People, people, people
Patrick Forsyth looks at the part others play in your travel writing
he phrase travel writing encompasses a number of things – it includes describing events, places (from a town or country to a building) and people. People most often go alongside something else, but equally they may play and contribute a major role.
The first person to consider is yourself. Are you writing in the first person – is your experience, opinion or advice a key element? Or do you stay in the background as it were? There is a place for both, and your choice should reflect your intention for whatever you are writing.
But what about other people? For example:
Offering advice or experience; you may speak to people then quote or paraphrase them in the way that a hotel manager or the guide in a stately home or on a guided tour may add information
If you meet others along the way then your interactions may provide a way of describing things around you, either by quoting your conversations or just because what occurs fuels your own description, whether you mention the conversations themselves or not.

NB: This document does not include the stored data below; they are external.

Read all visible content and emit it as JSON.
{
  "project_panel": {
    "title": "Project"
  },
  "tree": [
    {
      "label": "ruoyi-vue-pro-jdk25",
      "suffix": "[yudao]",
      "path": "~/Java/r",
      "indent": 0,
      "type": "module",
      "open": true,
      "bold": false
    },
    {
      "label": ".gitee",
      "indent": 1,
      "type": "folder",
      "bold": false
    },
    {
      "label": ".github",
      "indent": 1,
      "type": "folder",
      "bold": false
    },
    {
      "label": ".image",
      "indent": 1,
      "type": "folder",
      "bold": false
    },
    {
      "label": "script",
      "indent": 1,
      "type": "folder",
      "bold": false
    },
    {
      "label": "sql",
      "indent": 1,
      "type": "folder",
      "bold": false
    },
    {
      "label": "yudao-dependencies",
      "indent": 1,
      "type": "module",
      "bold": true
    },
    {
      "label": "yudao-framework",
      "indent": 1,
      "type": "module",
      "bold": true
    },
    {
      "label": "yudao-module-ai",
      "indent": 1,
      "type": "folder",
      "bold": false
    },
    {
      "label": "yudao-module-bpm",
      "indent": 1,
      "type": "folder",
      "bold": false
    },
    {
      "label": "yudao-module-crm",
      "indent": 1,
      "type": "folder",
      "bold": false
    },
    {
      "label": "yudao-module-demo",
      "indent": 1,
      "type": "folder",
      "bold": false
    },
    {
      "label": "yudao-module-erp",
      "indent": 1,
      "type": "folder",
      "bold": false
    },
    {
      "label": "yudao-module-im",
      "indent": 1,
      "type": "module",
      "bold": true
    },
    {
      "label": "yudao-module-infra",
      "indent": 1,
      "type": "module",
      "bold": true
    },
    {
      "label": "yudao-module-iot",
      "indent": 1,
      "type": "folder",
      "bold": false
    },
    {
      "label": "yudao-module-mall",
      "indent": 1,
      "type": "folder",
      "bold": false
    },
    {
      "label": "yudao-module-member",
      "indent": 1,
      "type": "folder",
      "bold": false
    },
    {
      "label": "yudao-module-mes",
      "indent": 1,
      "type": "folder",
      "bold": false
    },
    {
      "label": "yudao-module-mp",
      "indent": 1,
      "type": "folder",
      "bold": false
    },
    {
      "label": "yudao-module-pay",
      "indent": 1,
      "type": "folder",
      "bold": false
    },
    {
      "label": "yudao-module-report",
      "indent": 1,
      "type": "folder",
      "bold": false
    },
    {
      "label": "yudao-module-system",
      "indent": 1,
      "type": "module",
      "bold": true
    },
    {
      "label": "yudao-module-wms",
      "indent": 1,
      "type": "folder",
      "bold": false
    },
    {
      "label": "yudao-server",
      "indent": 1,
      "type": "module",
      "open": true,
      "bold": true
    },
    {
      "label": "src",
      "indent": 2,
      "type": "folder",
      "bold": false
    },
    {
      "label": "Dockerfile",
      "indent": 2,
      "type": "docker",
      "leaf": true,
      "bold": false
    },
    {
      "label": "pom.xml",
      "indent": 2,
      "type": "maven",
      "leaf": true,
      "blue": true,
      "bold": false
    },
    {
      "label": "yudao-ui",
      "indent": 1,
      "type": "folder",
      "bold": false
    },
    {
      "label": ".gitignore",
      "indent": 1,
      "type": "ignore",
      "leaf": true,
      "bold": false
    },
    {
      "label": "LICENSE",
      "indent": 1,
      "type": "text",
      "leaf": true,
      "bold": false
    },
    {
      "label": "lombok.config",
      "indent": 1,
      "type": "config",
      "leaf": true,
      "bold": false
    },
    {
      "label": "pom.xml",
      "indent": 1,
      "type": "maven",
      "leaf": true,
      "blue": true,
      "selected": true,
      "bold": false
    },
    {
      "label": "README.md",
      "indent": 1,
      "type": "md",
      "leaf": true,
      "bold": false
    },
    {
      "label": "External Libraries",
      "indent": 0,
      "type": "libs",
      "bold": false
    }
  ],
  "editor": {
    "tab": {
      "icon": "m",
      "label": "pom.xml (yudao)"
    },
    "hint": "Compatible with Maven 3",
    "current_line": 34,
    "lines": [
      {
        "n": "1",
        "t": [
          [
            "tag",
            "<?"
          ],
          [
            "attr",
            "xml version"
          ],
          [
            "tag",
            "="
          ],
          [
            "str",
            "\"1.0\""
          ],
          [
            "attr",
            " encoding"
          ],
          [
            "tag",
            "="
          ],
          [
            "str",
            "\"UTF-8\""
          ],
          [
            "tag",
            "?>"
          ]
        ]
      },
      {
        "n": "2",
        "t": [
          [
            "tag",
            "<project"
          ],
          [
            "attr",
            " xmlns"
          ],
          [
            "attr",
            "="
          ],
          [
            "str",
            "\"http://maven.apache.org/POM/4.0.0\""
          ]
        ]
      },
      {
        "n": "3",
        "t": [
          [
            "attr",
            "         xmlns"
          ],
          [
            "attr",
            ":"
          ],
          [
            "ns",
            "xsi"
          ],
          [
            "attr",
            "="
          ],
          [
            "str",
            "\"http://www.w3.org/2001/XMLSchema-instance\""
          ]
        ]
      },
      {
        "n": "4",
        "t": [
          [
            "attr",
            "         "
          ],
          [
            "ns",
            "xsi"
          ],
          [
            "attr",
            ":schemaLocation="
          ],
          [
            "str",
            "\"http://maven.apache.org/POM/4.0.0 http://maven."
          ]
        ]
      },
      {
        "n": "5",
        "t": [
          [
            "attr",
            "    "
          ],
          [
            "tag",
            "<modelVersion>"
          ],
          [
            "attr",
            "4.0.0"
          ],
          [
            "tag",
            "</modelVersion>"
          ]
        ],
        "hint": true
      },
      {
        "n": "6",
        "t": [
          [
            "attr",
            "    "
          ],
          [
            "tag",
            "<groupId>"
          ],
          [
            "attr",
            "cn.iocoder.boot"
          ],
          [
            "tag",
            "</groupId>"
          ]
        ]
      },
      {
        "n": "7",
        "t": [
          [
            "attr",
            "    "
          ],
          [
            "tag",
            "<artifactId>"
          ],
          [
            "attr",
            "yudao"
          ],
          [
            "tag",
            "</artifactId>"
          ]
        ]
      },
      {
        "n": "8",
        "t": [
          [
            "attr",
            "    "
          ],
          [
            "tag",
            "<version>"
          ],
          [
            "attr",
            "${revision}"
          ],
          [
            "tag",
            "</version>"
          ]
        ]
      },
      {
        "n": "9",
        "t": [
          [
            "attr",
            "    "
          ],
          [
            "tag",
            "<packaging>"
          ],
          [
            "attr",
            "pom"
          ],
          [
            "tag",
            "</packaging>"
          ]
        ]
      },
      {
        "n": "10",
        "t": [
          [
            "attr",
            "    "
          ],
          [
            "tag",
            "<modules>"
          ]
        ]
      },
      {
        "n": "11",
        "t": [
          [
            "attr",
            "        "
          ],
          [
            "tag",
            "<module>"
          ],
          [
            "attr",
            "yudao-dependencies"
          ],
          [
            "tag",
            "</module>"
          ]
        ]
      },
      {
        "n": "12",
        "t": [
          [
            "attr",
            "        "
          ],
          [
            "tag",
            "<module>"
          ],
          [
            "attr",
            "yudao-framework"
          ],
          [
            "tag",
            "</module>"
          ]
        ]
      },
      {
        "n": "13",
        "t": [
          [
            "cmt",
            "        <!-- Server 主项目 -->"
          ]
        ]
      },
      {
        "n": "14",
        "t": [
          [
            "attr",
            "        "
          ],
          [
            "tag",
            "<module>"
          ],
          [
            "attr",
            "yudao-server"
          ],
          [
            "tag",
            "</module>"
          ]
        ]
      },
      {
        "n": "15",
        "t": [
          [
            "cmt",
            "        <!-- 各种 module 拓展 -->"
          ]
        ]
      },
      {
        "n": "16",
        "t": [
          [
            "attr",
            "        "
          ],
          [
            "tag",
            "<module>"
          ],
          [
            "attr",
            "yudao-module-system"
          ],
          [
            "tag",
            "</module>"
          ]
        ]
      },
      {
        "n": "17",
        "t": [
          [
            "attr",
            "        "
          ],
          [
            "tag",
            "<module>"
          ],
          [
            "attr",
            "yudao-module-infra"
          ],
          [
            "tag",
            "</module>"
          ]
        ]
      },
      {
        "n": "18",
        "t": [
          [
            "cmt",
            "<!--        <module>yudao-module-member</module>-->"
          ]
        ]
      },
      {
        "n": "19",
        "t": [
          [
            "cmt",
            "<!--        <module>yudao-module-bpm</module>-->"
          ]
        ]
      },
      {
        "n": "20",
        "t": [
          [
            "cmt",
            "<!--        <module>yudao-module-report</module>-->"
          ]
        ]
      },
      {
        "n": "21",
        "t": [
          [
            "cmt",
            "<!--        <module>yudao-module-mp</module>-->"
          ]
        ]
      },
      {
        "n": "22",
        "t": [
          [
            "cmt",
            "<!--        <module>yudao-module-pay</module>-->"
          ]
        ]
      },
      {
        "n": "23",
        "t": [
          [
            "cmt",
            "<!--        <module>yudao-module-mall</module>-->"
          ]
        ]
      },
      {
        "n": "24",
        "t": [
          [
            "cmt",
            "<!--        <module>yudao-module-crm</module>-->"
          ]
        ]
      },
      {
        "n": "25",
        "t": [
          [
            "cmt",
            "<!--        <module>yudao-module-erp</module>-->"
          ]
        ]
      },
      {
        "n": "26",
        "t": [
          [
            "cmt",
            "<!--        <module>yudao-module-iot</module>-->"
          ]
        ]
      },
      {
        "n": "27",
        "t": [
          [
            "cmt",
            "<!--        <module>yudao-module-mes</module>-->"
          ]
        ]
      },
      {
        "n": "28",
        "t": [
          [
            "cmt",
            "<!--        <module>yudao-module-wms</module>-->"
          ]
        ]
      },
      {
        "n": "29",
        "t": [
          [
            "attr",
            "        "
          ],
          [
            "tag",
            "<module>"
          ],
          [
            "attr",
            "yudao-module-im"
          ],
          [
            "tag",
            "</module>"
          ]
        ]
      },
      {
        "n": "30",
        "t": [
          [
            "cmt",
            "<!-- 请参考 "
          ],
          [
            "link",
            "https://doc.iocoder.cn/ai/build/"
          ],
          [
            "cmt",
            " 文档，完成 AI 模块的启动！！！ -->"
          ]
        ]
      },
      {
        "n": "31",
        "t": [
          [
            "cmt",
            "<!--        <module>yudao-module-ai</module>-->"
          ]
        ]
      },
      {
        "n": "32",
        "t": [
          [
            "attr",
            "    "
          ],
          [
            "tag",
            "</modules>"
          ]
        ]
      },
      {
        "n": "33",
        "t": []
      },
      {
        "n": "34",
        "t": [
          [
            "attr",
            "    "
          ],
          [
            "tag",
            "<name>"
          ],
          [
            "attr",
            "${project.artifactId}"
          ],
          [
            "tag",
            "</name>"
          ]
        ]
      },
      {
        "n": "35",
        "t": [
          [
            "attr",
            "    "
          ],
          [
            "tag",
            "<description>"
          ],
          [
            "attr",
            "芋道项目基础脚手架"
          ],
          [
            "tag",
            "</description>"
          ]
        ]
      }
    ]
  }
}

Sometimes people other than yourself can add firsthand information that you do not have (and might not want to have). For example, you might describe bungee jumping in New Zealand, resolving to avoid doing it at any cost, but chatting to participants might allow you to add the feeling of real experience to your description. Information gleaned in this way may not only be factual, but descriptive too.
Certain people can reoccur, as might a fellow traveller on a trip or someone you meet repeatedly, eg as you both stay in the same hotel; the more closed the environment the more likely this is to happen. You may be able to make the most of this by introducing a progression: someone initially has a minor role, then as time passes begins to contribute more and more to the situation you are describing.
Other people may play only a fleeting role, but still add significantly to your total content. For example the following is from a piece I wrote about the hazards of who you may sit next to on planes:
Some fellow passengers are bizarre: I once spent eleven hours sitting next to a terrified undertaker on his first flight, as his nervousness rendered him unable to stop talking about his grizzly profession and the air crash bodies that had passed through his premises – I charged the full whack even when much of them was missing, he said – as I wondered where this would lead by the time the flight ended.
Such a description might even be fictitious, or exaggerated on occasion –though in the case quoted above my undertaker was all too real.